Reduced unplanned downtime: significant.
Better spare parts management.
Improved plant performance.
Combined ROI: 1 to 3 years payback for AI/IoT investment in utility-scale plants.
For smaller commercial plants, the case is less compelling; basic monitoring may suffice.
Major AI/IoT solar providers
International:
Schneider Electric with AI modules in their SCADA.
ABB with predictive maintenance solutions.
Siemens with industrial AI capabilities.
GE Predix platform with solar applications.
Indian:
SmartLeaf: Drone-based AI inspection.
CleanMax IO: Asset management with AI.
Statcon: SCADA with AI capabilities.
Greenmax: Solar O&M with AI.
Various startups offering AI/IoT solar solutions.
For Indian utility-scale projects, the choice depends on plant size, owner preferences, and integration with existing systems.
AI/IoT in residential solar
For residential solar, AI/IoT applications are more limited but growing:
Inverter monitoring through manufacturer cloud platforms.
Mobile apps for owners showing real-time generation.
Simple anomaly detection.
Forecasting next-day generation.
For larger residential systems (5+ kW with battery storage), AI/IoT helps optimise self-consumption. Smart home integration (Alexa, Google Home) provides voice-based monitoring.
Common AI/IoT mistakes
Treating AI as a black box. Operators need to understand what AI is doing.
Insufficient data. AI needs large data volumes for accurate predictions.
Mismatched expectations. AI is augmentation, not replacement of operators.
Vendor lock-in. Solutions tightly coupled with specific platforms.
Skipping cybersecurity.
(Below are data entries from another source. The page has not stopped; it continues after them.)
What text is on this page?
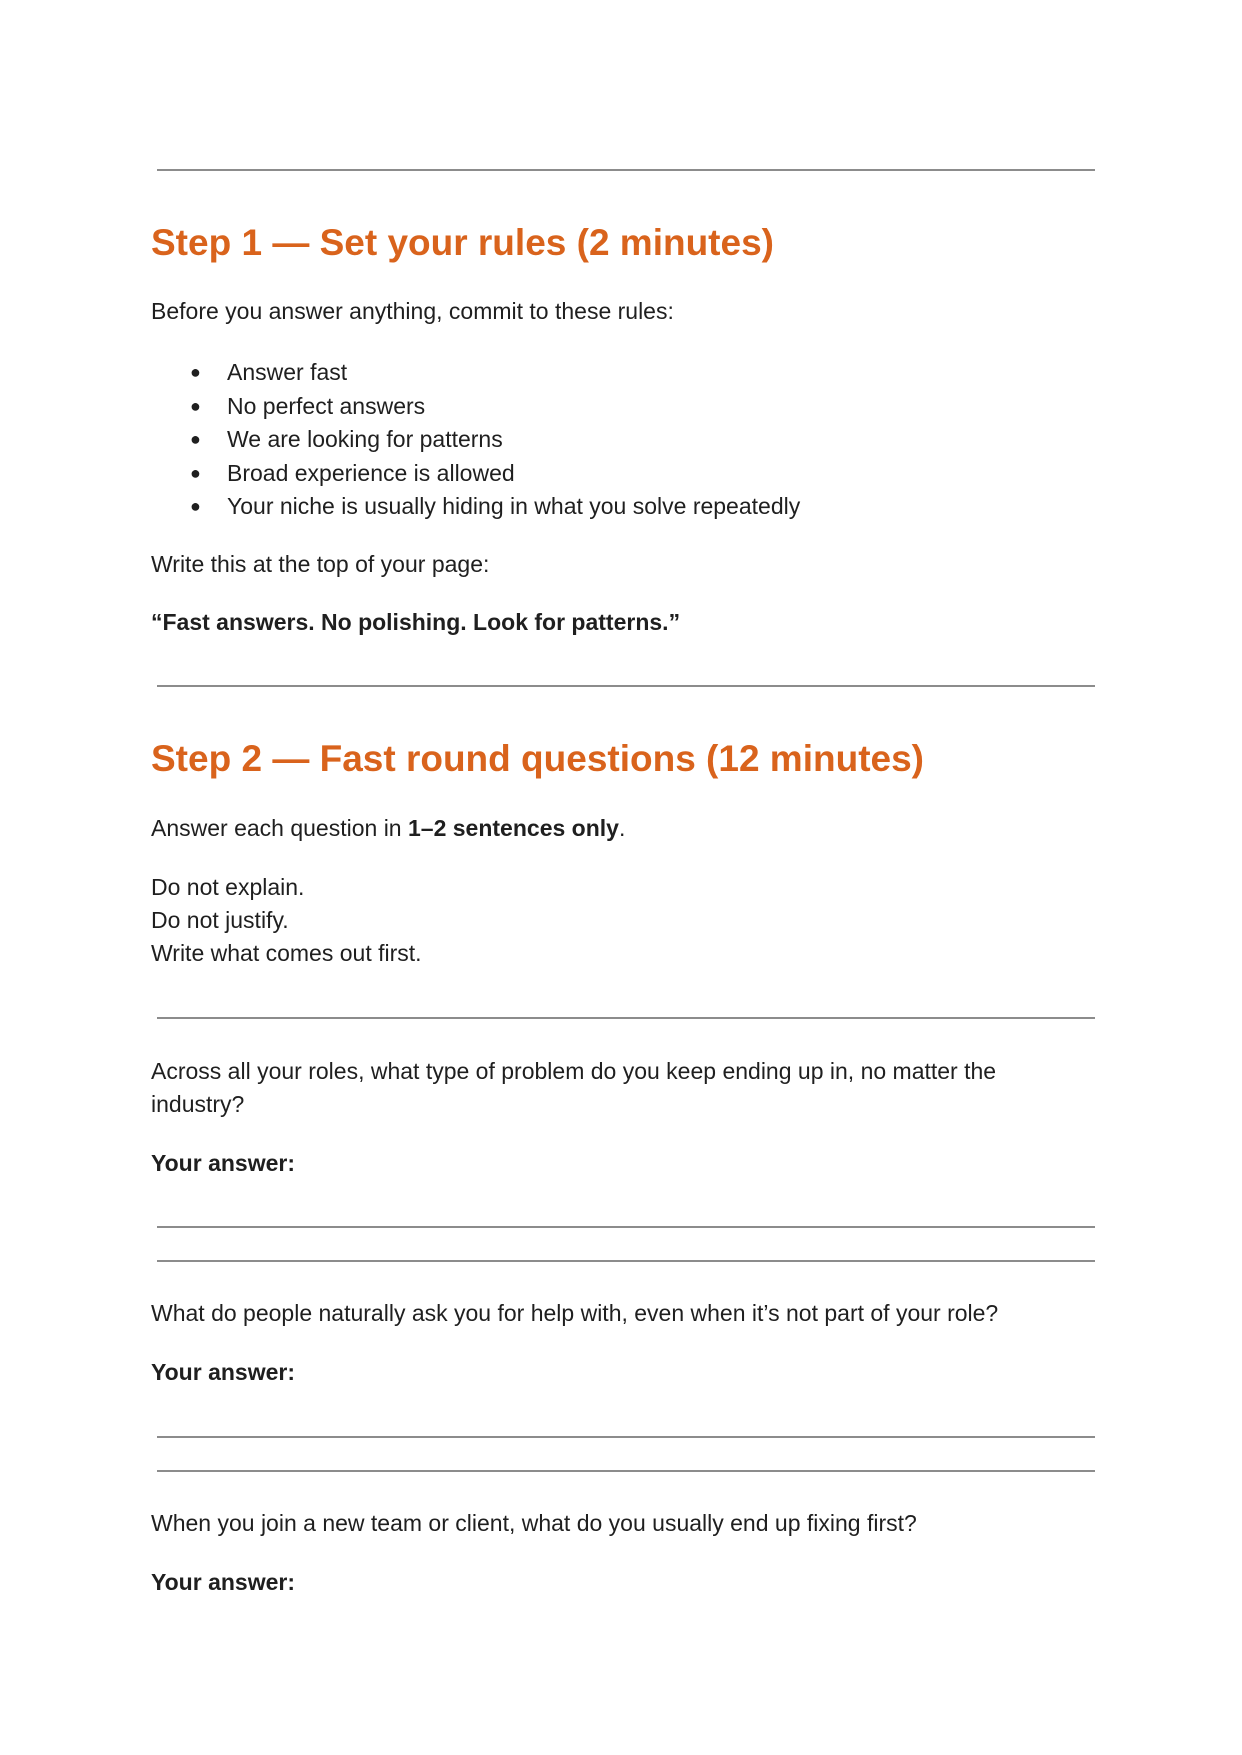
Step 1 — Set your rules (2 minutes)

Before you answer anything, commit to these rules:

● Answer fast
● No perfect answers
● We are looking for patterns
● Broad experience is allowed
● Your niche is usually hiding in what you solve repeatedly

Write this at the top of your page:

“Fast answers. No polishing. Look for patterns.”

Step 2 — Fast round questions (12 minutes)

Answer each question in 1–2 sentences only.

Do not explain.

Do not justify.

Write what comes out first.

Across all your roles, what type of problem do you keep ending up in, no matter the industry?

Your answer:

What do people naturally ask you for help with, even when it’s not part of your role?

Your answer:

When you join a new team or client, what do you usually end up fixing first?

Your answer:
AI/IoT systems are network-connected; cybersecurity matters.
Implementation rushed. Time for calibration and learning is essential.
Best practices
For new utility-scale plants:
Include AI/IoT capabilities in SCADA specifications from the start.
Plan for multi-year data accumulation to enable AI training.
Engage with solution providers experienced in solar.
Train operators on AI/IoT capabilities and interpretations.
Implement cybersecurity rigorously.
For existing plants:
Retrofit AI/IoT enhancements where economical.
Start with predictive maintenance (highest ROI typically).
Add anomaly detection.
Expand to performance forecasting.
For O&M providers:
Build AI/IoT capabilities to differentiate services.
Train staff on new technologies.
Provide measurable ROI to clients.
Standards and references
AI/IoT in solar follows general industrial standards for connectivity (Modbus, OPC UA, IEC 61850). Specific AI standards for solar are emerging. Cybersecurity follows CERT-In guidelines for power utilities. International best practices from IEEE and IEC inform deployment.
Related glossary terms
- SCADA in Solar
- Performance Ratio
- Availability Factor
- O&M in Solar
- IV Curve
- Electroluminescence
- Met Station
Key takeaways
AI (Artificial Intelligence) and IoT (Internet of Things) technologies are transforming solar plant monitoring and management. Key applications: predictive maintenance, anomaly detection, performance forecasting, automated fault diagnosis, and drone image analysis. For Indian utility-scale plants, AI/IoT enhancement adds 5% to 15% to SCADA cost but recovers investment in 1-3 years through improved availability, reduced O&M costs, and recovered generation. Major providers include Schneider, ABB, Siemens, and Indian startups. AI/IoT is becoming standard for modern utility-scale solar; residential applications are more limited but growing through smart inverters and home integration.